SELECT "David" AS name, 20 AS age, 
    (SELECT AS STRUCT 1 AS a, 2 AS b) debug
FROM (SELECT NULL)

But beyond that I can't see too much use, and I've never used it outside of trivial debugging queries myself. I was wondering if hopefully someone on the BigQuery team can explain:

  • What are some actual examples when you use or find these two modifier keywords being used?
  • Do any other SQL dialects use that construction (or a similar construction) and if not, why did GoogleSQL need to support it?

Solution

  • The STRUCT type is a container of ordered fields where each field has a type and name (optional). It can be used to combine multiple fields under one name.

    But beyond that I can't see too much use, and I've never used it outside of trivial debugging queries myself.

    Struct can be used to structure your data. For example:

    CREATE TEMPORARY TABLE rectangles (
      name string,
      coordinates STRUCT<
        topLeft STRUCT<x Int64, y int64>,
        bottomRight STRUCT<x Int64, y int64>
      >
    );
    
    INSERT INTO rectangles (name, coordinates) VALUES
    ('rectangle 1', ((10, 10), (90, 90)));
    

    Here is the resulting table schema and data.

    What are some actual examples when you use or find these two modifier keywords being used?

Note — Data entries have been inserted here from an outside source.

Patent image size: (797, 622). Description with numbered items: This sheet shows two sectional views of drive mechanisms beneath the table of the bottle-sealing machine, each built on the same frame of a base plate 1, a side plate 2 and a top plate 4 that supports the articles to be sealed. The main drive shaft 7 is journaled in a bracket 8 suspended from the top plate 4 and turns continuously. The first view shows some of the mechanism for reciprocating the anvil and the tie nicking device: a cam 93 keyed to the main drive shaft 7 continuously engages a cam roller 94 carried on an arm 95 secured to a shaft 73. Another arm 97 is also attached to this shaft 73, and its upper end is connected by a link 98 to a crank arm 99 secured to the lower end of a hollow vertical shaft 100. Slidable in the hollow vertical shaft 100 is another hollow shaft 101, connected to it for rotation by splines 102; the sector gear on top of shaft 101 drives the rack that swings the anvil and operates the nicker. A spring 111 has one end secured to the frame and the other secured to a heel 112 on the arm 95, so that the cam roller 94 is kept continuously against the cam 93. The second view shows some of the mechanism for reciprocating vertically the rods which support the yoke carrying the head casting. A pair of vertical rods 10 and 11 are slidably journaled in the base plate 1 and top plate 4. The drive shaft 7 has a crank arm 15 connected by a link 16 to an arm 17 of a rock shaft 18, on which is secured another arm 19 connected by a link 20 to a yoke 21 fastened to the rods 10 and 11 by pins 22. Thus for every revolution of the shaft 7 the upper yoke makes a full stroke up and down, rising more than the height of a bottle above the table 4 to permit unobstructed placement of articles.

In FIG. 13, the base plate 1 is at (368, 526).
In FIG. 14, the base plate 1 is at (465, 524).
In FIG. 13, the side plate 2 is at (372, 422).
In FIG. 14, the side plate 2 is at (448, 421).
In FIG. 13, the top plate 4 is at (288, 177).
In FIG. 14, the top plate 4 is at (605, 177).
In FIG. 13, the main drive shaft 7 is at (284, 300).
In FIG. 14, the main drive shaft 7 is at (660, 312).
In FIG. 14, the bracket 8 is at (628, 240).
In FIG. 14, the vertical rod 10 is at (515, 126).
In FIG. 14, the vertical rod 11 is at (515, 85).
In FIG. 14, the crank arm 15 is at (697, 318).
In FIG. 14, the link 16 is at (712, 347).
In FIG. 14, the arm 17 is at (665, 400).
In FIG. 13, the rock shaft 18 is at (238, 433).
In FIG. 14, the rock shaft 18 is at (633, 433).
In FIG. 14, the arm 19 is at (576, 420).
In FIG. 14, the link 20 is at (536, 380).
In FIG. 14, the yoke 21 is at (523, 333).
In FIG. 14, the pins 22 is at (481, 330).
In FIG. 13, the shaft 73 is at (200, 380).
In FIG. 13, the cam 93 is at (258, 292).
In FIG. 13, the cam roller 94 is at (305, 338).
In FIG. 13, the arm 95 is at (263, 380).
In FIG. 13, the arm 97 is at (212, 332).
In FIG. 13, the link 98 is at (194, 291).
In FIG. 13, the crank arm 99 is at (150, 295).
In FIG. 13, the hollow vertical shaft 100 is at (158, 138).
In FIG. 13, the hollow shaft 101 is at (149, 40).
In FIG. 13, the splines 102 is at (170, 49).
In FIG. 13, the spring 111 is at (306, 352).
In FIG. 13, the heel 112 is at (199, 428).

    SELECT AS STRUCT (and other struct constructors) create a struct from multiple values. This could be used to bypass some restrictions, for example, when the data must consist of 1 column x n rows:

    SELECT ARRAY(
      SELECT AS STRUCT gender, name
      FROM bigquery-public-data.usa_names.usa_1910_2013
      WHERE year = 2001 AND STate = 'WA'
      ORDER BY number
      LIMIT 5
    )
    

    Without struct, you will get the following error:

    ARRAY subquery cannot have more than one column unless
    using SELECT AS STRUCT to build STRUCT values
    

    Another example where the IN clause subquery needs to return more than one column for tuple comparison:

    SELECT *
    FROM bigquery-public-data.usa_names.usa_1910_2013
    WHERE (state, year, number) IN (
      SELECT AS STRUCT state, year, MAX(number)
      FROM bigquery-public-data.usa_names.usa_1910_2013
      WHERE year BETWEEN 2001 AND 2003
      GROUP BY state, year
    )
    

    Without struct, you will get the following error:

    Subquery of type IN must have only one output column
    

    Note that an IN clause subquery CAN return more than one column according to SQL standard (more on this below).

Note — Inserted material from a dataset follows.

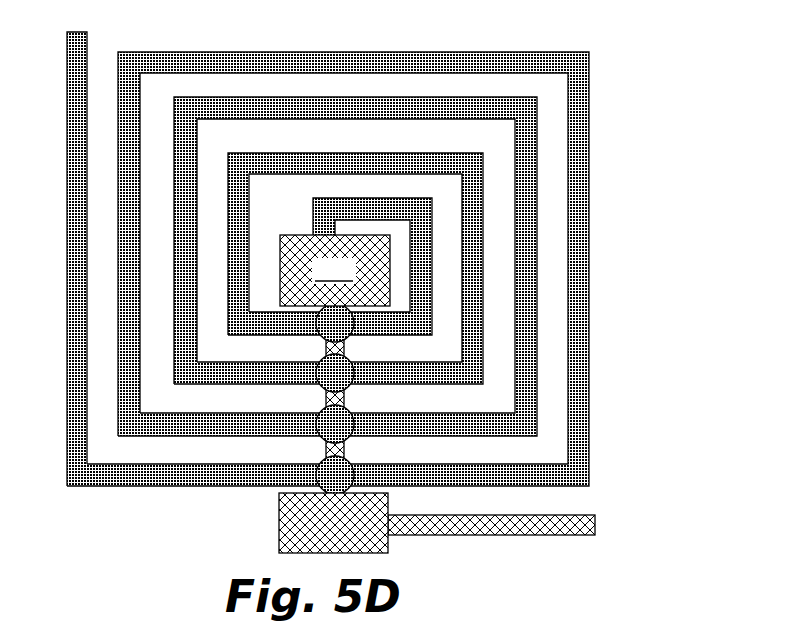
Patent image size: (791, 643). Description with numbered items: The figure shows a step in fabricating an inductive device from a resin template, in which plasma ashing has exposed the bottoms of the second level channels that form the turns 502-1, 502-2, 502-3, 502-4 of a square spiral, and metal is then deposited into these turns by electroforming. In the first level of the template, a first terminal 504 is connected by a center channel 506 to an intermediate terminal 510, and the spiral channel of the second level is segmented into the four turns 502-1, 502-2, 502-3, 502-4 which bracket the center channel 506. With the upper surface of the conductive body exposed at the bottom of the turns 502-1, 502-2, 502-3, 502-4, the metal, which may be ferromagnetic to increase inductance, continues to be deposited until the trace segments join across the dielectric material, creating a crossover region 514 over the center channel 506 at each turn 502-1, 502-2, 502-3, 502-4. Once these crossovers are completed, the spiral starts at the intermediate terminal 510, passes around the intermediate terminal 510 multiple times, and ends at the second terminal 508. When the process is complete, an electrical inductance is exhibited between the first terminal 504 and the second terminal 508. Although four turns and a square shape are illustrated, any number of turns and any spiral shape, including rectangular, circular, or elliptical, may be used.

    SELECT AS VALUE operates on a one column select and that column must be a struct.

    While the input for AS STRUCT and AS VALUE is different, the result for both is a value table — a one column table where that column is a struct type and has no name. You may substitute SELECT AS STRUCT in the previous section with SELECT AS VALUE and make necessary changes to the columns.

    Do any other SQL dialects use that construction (or a similar construction) and if not, why did GoogleSQL need to support it?

    The answer depends on what you're trying to do.

    • You can think of struct as a user defined type (see the coordinates type in rectangles example above). Only PostgreSQL CREATE TYPE with Composite Type comes close.
    • You may use JSON functions to convert arbitrary data to a JSON object. All major RDBMS vendors support JSON functions.
    • You may use XML functions to convert arbitrary data to an XML document. SQL Server supports XML.
    • You may use Array functions to combine multiple values into one. But most RDBMS require same data type for all items in the array.
    • If it is just tuple comparison, the SQL standard allows you to compare tuples like SELECT (1, 1, 0) < (1, 1, 1) and WHERE (t1.a, t1.b, t1.c) IN (SELECT t2.a, t2.b, t2.c FROM t2 ...). Not all RDMBS implement this.